Vernehmung einer Zeugin bei Sexualdelikt und Körperverletzung

Vernehmung einer Zeugin bei Sexualdelikt und Körperverletzung

Bundesverfassungsgericht 2 BvR 261/14 (27.02.2014)

Die Beschwerdeführerin soll als Zeugin im Strafverfahren wegen eines Sexualdelikts und Körperverletzung aussagen. Sie ist eine mutmaßliche Geschädigte. Dem Angeklagten wird vorgeworfen, zwischen 2008 und 2013 acht Frauen bewusstseinstrübende Substanzen in die Getränke gemischt zu haben. In sechs dieser Fälle soll er mit den Frauen unter Ausnutzung der Widerstandsunfähigkeit den Geschlechtsverkehr vollzogen haben. Nach Aussage des Angeklagten wurde der Geschlechtsverkehr einvernehmlich durchgeführt. Die Beschwerdeführerin erstattete keine Anzeige. Es wurde erst später bekannt, dass sie möglicherweise auch eine Geschädigte ist und wurde daher als Zeugin vernommen. Die gerichtliche Vernehmung der Beschwerdeführerin ist für den 04. März 2014 vorgesehen. Sie ist inzwischen als Nebenklägerin beigetreten.
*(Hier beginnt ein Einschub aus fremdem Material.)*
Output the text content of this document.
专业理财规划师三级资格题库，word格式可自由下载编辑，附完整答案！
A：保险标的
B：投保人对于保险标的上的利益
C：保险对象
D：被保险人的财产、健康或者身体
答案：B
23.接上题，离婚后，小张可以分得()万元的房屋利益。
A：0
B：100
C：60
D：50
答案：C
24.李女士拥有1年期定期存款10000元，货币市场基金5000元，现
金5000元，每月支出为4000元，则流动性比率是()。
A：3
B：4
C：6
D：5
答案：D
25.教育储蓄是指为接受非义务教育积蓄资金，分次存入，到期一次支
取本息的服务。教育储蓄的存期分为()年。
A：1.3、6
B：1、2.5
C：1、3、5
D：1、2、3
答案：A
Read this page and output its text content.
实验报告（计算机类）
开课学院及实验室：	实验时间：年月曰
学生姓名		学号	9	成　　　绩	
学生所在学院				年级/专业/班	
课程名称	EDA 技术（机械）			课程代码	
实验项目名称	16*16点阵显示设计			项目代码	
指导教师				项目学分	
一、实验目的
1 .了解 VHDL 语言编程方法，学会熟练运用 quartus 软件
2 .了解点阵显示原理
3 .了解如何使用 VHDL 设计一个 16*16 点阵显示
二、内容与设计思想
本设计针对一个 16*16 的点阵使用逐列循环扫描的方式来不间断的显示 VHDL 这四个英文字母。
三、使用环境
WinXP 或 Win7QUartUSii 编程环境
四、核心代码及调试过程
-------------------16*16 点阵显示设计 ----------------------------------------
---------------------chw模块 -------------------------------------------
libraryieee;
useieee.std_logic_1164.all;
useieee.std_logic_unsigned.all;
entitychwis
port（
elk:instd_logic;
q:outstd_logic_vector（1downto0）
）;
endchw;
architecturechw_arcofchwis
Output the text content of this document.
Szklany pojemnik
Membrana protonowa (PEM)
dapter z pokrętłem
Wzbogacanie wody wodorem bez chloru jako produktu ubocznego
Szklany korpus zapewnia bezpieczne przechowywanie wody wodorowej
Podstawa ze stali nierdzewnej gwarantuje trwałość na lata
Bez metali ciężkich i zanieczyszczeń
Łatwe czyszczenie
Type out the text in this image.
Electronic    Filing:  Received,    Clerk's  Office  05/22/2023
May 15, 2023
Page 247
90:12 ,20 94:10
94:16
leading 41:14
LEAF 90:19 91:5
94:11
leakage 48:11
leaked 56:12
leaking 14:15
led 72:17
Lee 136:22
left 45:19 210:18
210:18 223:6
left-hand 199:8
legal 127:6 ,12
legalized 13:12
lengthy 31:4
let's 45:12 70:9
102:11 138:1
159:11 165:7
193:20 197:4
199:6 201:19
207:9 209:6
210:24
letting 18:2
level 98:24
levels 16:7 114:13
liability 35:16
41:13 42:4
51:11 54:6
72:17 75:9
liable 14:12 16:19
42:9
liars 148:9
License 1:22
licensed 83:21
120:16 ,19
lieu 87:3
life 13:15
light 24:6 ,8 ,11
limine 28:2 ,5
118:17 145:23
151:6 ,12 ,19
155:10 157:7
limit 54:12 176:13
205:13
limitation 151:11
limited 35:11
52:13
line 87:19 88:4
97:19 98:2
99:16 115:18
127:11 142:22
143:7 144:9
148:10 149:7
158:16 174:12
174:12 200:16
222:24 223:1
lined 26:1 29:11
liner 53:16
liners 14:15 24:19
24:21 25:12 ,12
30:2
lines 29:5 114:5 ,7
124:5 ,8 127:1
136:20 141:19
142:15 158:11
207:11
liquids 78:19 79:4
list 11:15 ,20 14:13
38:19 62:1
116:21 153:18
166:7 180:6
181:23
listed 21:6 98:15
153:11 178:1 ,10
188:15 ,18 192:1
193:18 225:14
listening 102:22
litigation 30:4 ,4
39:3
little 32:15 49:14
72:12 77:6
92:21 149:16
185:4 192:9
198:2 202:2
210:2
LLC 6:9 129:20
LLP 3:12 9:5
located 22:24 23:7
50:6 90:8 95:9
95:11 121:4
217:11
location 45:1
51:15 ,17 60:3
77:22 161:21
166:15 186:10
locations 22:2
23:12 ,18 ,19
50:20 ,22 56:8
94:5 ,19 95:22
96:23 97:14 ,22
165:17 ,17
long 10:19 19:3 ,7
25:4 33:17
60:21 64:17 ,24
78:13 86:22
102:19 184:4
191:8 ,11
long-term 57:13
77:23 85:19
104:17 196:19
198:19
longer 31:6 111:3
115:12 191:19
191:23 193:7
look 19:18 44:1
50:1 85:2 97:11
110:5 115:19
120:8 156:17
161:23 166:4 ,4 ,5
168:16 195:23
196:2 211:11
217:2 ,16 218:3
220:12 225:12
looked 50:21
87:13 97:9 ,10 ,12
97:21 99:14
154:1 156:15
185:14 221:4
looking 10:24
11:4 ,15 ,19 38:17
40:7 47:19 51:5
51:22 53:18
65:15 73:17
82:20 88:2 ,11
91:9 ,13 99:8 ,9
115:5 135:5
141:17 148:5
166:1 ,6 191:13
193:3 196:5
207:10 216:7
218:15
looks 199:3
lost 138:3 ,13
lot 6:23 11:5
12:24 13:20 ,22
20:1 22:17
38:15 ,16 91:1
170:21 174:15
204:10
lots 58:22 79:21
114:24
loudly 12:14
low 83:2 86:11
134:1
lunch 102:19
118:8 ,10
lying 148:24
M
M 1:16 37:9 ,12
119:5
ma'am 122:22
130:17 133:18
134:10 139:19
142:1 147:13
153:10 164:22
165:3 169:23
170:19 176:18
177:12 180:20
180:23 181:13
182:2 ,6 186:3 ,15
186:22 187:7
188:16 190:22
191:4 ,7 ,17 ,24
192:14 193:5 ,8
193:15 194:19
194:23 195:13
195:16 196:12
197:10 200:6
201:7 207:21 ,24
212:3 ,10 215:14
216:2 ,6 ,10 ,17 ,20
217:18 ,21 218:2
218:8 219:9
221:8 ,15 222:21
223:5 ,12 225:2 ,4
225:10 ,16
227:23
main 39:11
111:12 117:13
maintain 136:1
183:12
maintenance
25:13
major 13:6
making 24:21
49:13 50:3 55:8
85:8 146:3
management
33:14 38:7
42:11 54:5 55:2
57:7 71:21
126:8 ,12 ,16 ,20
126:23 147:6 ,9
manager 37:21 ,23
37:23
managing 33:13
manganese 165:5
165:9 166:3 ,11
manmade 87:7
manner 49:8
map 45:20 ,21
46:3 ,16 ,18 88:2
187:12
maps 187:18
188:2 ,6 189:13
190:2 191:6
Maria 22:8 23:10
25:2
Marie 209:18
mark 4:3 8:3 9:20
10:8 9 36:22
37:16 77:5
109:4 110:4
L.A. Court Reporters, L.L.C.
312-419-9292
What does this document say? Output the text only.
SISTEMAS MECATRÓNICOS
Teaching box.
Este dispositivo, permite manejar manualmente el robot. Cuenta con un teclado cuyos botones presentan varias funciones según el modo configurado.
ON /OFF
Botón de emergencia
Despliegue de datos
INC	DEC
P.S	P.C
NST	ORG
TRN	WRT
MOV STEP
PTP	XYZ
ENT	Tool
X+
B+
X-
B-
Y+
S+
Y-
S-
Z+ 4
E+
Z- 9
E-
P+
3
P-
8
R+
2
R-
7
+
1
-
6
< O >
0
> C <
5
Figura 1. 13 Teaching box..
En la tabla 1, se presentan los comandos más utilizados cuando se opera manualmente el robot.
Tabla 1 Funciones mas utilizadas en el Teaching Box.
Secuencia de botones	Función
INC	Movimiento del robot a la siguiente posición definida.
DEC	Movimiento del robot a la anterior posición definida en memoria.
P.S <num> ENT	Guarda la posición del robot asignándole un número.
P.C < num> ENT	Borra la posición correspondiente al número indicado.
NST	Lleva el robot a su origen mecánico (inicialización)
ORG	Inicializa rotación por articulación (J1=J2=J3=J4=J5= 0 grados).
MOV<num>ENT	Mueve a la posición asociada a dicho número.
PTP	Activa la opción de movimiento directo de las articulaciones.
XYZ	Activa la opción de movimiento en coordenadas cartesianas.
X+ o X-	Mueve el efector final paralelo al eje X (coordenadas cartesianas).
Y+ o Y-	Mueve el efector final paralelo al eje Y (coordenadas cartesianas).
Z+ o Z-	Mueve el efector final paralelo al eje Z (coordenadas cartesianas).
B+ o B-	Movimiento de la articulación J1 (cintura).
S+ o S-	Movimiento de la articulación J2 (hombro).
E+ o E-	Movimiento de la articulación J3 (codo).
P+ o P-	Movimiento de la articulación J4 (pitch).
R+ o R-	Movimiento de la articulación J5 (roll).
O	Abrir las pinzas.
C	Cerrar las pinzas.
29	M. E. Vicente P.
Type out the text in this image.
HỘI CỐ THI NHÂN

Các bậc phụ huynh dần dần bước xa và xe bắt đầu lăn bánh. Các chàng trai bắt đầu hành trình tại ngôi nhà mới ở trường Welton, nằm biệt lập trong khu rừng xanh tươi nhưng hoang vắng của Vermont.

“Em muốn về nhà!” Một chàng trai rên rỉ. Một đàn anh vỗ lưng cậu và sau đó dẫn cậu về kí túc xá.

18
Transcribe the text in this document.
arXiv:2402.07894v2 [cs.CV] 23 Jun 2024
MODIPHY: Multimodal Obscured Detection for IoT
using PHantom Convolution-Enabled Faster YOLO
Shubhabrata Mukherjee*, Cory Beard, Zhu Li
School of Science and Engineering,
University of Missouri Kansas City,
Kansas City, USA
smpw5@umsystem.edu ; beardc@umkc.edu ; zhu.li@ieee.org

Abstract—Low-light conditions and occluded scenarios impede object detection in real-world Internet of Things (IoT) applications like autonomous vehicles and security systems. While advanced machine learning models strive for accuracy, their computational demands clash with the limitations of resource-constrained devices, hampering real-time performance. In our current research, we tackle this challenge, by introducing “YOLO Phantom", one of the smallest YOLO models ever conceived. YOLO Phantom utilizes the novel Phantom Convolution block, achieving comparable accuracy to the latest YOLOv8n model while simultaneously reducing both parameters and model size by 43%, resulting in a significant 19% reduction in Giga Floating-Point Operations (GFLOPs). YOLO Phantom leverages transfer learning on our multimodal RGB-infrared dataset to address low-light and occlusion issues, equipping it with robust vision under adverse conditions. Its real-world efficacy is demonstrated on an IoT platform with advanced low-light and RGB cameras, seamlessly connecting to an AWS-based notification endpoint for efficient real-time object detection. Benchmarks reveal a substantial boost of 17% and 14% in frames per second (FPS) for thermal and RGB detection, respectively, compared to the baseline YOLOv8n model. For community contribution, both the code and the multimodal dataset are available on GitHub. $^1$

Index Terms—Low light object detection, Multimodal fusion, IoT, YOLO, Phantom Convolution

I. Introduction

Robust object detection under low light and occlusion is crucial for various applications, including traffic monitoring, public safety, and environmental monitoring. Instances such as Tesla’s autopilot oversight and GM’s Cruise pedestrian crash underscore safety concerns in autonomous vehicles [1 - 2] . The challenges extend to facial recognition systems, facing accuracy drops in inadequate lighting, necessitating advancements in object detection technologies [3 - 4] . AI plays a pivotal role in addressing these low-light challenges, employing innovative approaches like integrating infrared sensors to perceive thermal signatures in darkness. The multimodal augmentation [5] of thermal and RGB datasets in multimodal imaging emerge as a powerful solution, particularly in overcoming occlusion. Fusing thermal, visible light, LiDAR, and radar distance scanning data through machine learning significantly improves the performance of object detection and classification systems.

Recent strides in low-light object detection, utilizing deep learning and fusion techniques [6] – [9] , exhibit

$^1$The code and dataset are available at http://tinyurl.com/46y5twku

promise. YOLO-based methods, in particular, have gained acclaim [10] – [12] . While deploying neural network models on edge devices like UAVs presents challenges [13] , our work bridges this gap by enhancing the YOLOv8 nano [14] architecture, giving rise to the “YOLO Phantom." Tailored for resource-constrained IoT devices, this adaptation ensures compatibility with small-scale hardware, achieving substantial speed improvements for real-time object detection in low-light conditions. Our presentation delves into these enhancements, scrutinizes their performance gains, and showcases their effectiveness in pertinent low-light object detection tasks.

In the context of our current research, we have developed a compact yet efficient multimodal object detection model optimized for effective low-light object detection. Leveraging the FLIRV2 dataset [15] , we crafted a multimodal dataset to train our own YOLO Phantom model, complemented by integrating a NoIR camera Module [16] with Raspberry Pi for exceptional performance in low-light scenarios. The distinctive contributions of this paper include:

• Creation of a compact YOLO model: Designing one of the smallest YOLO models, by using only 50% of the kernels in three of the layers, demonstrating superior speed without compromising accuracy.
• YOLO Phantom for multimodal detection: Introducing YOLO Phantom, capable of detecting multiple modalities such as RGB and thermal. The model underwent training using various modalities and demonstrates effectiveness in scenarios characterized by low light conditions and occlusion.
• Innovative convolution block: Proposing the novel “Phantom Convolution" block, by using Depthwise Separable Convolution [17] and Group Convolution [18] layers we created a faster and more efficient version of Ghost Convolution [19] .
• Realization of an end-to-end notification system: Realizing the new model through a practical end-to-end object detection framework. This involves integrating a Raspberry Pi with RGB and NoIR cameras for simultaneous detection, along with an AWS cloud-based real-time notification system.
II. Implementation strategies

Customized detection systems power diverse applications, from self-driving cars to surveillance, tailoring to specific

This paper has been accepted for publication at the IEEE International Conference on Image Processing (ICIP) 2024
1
Im Januar beantragte die Vertreterin der Nebenklägerin, dass die Vernehmung audiovisuell vorgenommen werden soll. Dabei wird die Aussage der Zeugin zeitgleich im Sitzungssaal übertragen (Bild und Ton). Es wird also nicht nur eine Aufzeichnung der Vernehmung vorgespielt. Bereits durch die Vernehmung durch die Polizei sei ihr Leben „aus den Bahnen“ geworfen worden. Die therapeutischen Fortschritte seien durch eine direkte Konfrontation mit dem Angeklagten gefährdet. Eine Vernehmung im Gerichtssaal würde zu einem nochmaligen Durchleben der Tat führen und könnte eine mit hoher Wahrscheinlichkeit eine längerfristige seelische Destabilisierung oder gar eine Retraumatisierung hervorrufen. Bei ihr liegt eine posttraumatische Belastungsstörung vor, die im Zusammenhang mit dem sexuellen Übergriff steht.

Das Gericht lehnte den Antrag auf Durchführung der audiovisuellen Vernehmung ab. Dagegen erhob die Beschwerdeführerin am 06.02.2014 Verfassungsbeschwerde. Sie macht eine Verletzung ihres Grundrechts aus Artikel 2 Absatz 2 Satz 1 GG (körperliche Unversehrtheit) und einen Verstoß gegen das Willkürverbot geltend.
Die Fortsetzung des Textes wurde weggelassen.